Daniel and Steven had first met many years ago when attending Camp Walden and when they reconnected several years later and wanted to design a retreat/conference for the tech crowd, influencers, investors and some other very interesting folk they knew Camp Walden would be the perfect setting.  They were tired of what they had seen at tech events where they saw a lack of real connection. Everyone was busy looking at screens and not really talking to each other except for maybe a brief conversation or the handing over of a business card.

In comes the Fireside Conference, at Camp Walden, a chance for attendees to disconnect and connect in ways I have not seen at any other event. At Camp Walden, there is no cell service and one spotty wifi location so attendees of the Fireside Conference actually connect one with another in this kids camp setting.

This conference is unlike any I have attended, speakers may be your sharing your cabin or those you walk with or sit around a campfire staring at the stars with. It is a conference when connection is palpable and meaningful. It is a place to make new friends, reconnect with old ones, have real conversations that can change you. It is a place of retreat, a place to take a risk and a place to grow. 

What did I love about the Fireside conference and why do I hope I get invited back? The beauty of the place, the campfires, the food are all givens but I was challenged and took a few risks. I also had some great conversations and cried real tears. There was even a military plane fly by!

On Thursday, I travelled the back highways to Camp Walden with a stranger from Las Vegas. Did I mention Camp Walden is about 3 hours from Toronto on a private lake? As we drove the backroads to the camp, we had a great conversation. Once we got there we were greeted by a campfire and quickly got to know those who we would be hanging out with all weekend. I shared a cabin with some women with some neat stories from one who works with teens, to a woman who created a new way for pets to be cared for by vets to a woman who worked in crypto for those in the adult entertainment industry. We were quite the bunch! 

One of the things that impressed me most was the diversity of the crowd. From start up CEOs and founders, to artists, to investors, to influencers to those that work in tech from around the globe, you never knew who your next conversation might be with. I met people from Europe, Australia, many from the US and from all across Canada. 

On Friday, I decided to challenge myself and took part in the pitch workshop. There were about 15 of us who were coached by angel investors as we attempted to perfect our pitches. I am not a founder but believe very much in uCarenet (the homecare app I have been working with since January) and decided I wanted to share the story of this app. In tech language, it is in preseed and we have some great partnerships so I am excited to see where things lead. At lunch, we all pitched in front of the crowd and 5 of the founders were chosen to compete the next day to win time with some amazing angel investors who were there.

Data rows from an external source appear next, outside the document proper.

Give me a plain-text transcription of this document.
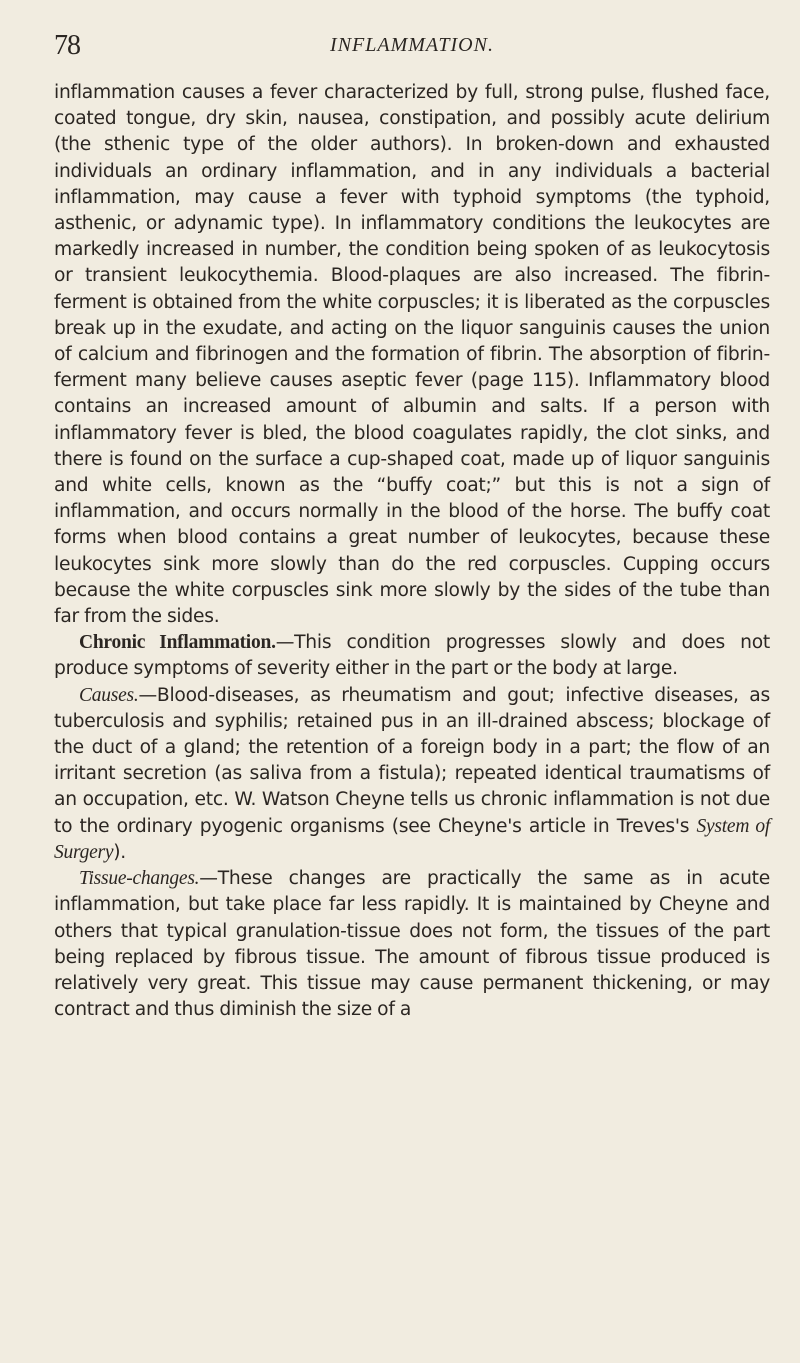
78	INFLAMMATION.

inflammation causes a fever characterized by full, strong pulse, flushed face, coated tongue, dry skin, nausea, constipation, and possibly acute delirium (the sthenic type of the older authors). In broken-down and exhausted individuals an ordinary inflammation, and in any individuals a bacterial inflammation, may cause a fever with typhoid symptoms (the typhoid, asthenic, or adynamic type). In inflammatory conditions the leukocytes are markedly increased in number, the condition being spoken of as leukocytosis or transient leukocythemia. Blood-plaques are also increased. The fibrin-ferment is obtained from the white corpuscles; it is liberated as the corpuscles break up in the exudate, and acting on the liquor sanguinis causes the union of calcium and fibrinogen and the formation of fibrin. The absorption of fibrin-ferment many believe causes aseptic fever (page 115). Inflammatory blood contains an increased amount of albumin and salts. If a person with inflammatory fever is bled, the blood coagulates rapidly, the clot sinks, and there is found on the surface a cup-shaped coat, made up of liquor sanguinis and white cells, known as the “buffy coat;” but this is not a sign of inflammation, and occurs normally in the blood of the horse. The buffy coat forms when blood contains a great number of leukocytes, because these leukocytes sink more slowly than do the red corpuscles. Cupping occurs because the white corpuscles sink more slowly by the sides of the tube than far from the sides.

Chronic Inflammation.—This condition progresses slowly and does not produce symptoms of severity either in the part or the body at large.

Causes.—Blood-diseases, as rheumatism and gout; infective diseases, as tuberculosis and syphilis; retained pus in an ill-drained abscess; blockage of the duct of a gland; the retention of a foreign body in a part; the flow of an irritant secretion (as saliva from a fistula); repeated identical traumatisms of an occupation, etc. W. Watson Cheyne tells us chronic inflammation is not due to the ordinary pyogenic organisms (see Cheyne's article in Treves's System of Surgery).

Tissue-changes.—These changes are practically the same as in acute inflammation, but take place far less rapidly. It is maintained by Cheyne and others that typical granulation-tissue does not form, the tissues of the part being replaced by fibrous tissue. The amount of fibrous tissue produced is relatively very great. This tissue may cause permanent thickening, or may contract and thus diminish the size of a
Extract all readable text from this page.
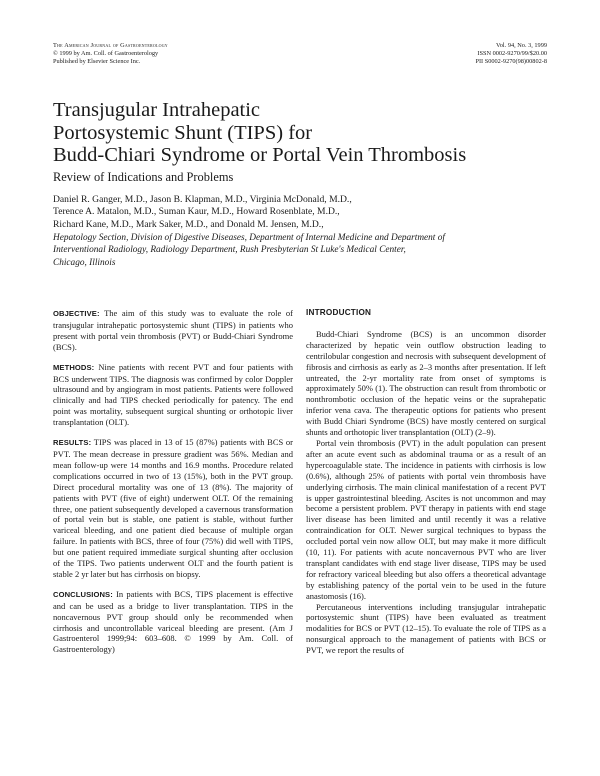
The American Journal of Gastroenterology
© 1999 by Am. Coll. of Gastroenterology
Published by Elsevier Science Inc.
Vol. 94, No. 3, 1999
ISSN 0002-9270/99/$20.00
PII S0002-9270(98)00802-8
Transjugular Intrahepatic
Portosystemic Shunt (TIPS) for
Budd-Chiari Syndrome or Portal Vein Thrombosis
Review of Indications and Problems
Daniel R. Ganger, M.D., Jason B. Klapman, M.D., Virginia McDonald, M.D.,
Terence A. Matalon, M.D., Suman Kaur, M.D., Howard Rosenblate, M.D.,
Richard Kane, M.D., Mark Saker, M.D., and Donald M. Jensen, M.D.,
Hepatology Section, Division of Digestive Diseases, Department of Internal Medicine and Department of
Interventional Radiology, Radiology Department, Rush Presbyterian St Luke's Medical Center,
Chicago, Illinois

OBJECTIVE: The aim of this study was to evaluate the role of transjugular intrahepatic portosystemic shunt (TIPS) in patients who present with portal vein thrombosis (PVT) or Budd-Chiari Syndrome (BCS).

METHODS: Nine patients with recent PVT and four patients with BCS underwent TIPS. The diagnosis was confirmed by color Doppler ultrasound and by angiogram in most patients. Patients were followed clinically and had TIPS checked periodically for patency. The end point was mortality, subsequent surgical shunting or orthotopic liver transplantation (OLT).

RESULTS: TIPS was placed in 13 of 15 (87%) patients with BCS or PVT. The mean decrease in pressure gradient was 56%. Median and mean follow-up were 14 months and 16.9 months. Procedure related complications occurred in two of 13 (15%), both in the PVT group. Direct procedural mortality was one of 13 (8%). The majority of patients with PVT (five of eight) underwent OLT. Of the remaining three, one patient subsequently developed a cavernous transformation of portal vein but is stable, one patient is stable, without further variceal bleeding, and one patient died because of multiple organ failure. In patients with BCS, three of four (75%) did well with TIPS, but one patient required immediate surgical shunting after occlusion of the TIPS. Two patients underwent OLT and the fourth patient is stable 2 yr later but has cirrhosis on biopsy.

CONCLUSIONS: In patients with BCS, TIPS placement is effective and can be used as a bridge to liver transplantation. TIPS in the noncavernous PVT group should only be recommended when cirrhosis and uncontrollable variceal bleeding are present. (Am J Gastroenterol 1999;94: 603–608. © 1999 by Am. Coll. of Gastroenterology)

INTRODUCTION

Budd-Chiari Syndrome (BCS) is an uncommon disorder characterized by hepatic vein outflow obstruction leading to centrilobular congestion and necrosis with subsequent development of fibrosis and cirrhosis as early as 2–3 months after presentation. If left untreated, the 2-yr mortality rate from onset of symptoms is approximately 50% (1). The obstruction can result from thrombotic or nonthrombotic occlusion of the hepatic veins or the suprahepatic inferior vena cava. The therapeutic options for patients who present with Budd Chiari Syndrome (BCS) have mostly centered on surgical shunts and orthotopic liver transplantation (OLT) (2–9).

Portal vein thrombosis (PVT) in the adult population can present after an acute event such as abdominal trauma or as a result of an hypercoagulable state. The incidence in patients with cirrhosis is low (0.6%), although 25% of patients with portal vein thrombosis have underlying cirrhosis. The main clinical manifestation of a recent PVT is upper gastrointestinal bleeding. Ascites is not uncommon and may become a persistent problem. PVT therapy in patients with end stage liver disease has been limited and until recently it was a relative contraindication for OLT. Newer surgical techniques to bypass the occluded portal vein now allow OLT, but may make it more difficult (10, 11). For patients with acute noncavernous PVT who are liver transplant candidates with end stage liver disease, TIPS may be used for refractory variceal bleeding but also offers a theoretical advantage by establishing patency of the portal vein to be used in the future anastomosis (16).

Percutaneous interventions including transjugular intrahepatic portosystemic shunt (TIPS) have been evaluated as treatment modalities for BCS or PVT (12–15). To evaluate the role of TIPS as a nonsurgical approach to the management of patients with BCS or PVT, we report the results of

My Friday night had me enjoying board games, snacks and a roaring campfire. I spent part of my evening with four podcasters from the US playing Boggle. Little did I know, they are some of the best podcasters around. Since Fireside, I have become a regular listener of both The Jordan Harbinger Show and Grumpy Old Geeks

The other highlights for me were axe throwing, a risk-taking workshop that literally had me looking into the eyes of fellow attendees while remaining silent, a few live podcasts and a session on working from anywhere. Currently, in all of my roles, I work from home. Working from anywhere is the dream. 

Saturday evening I cried more than once. Peter Katz and Blake Fly combined music, storytelling and gratitude to get this girl a hot mess. Literally, as I listened to Peter share his newest song, I thought the lyrics of “Paper Thin” were written for me. It had me in tears and then Blake shared about the importance of thank yous and how we often forget to acknowledge people in our lives. I know I have done this. It was a sweet reminder on this journey to remember and show gratitude for the little things. 

After Peter and Blake, we headed over to another building where we would hear from Michael Landsberg who shared about mental health and his charity #sicknotweak. The stories he shared touch everyone who was there and we were able to raise thousands for his charity.  I even donated a Twitter party to help raise funds and am looking forward to working with Michael on this endeavour

My time at Camp Walden ended with me starting up at the stars for about an hour and playing connect the dots with the stars and contemplating all that I had learned, the conversations I had and what I can do going forward.  

I will always be thankful for the invite, for those I met, for those I got acquainted with and for the lessons learned.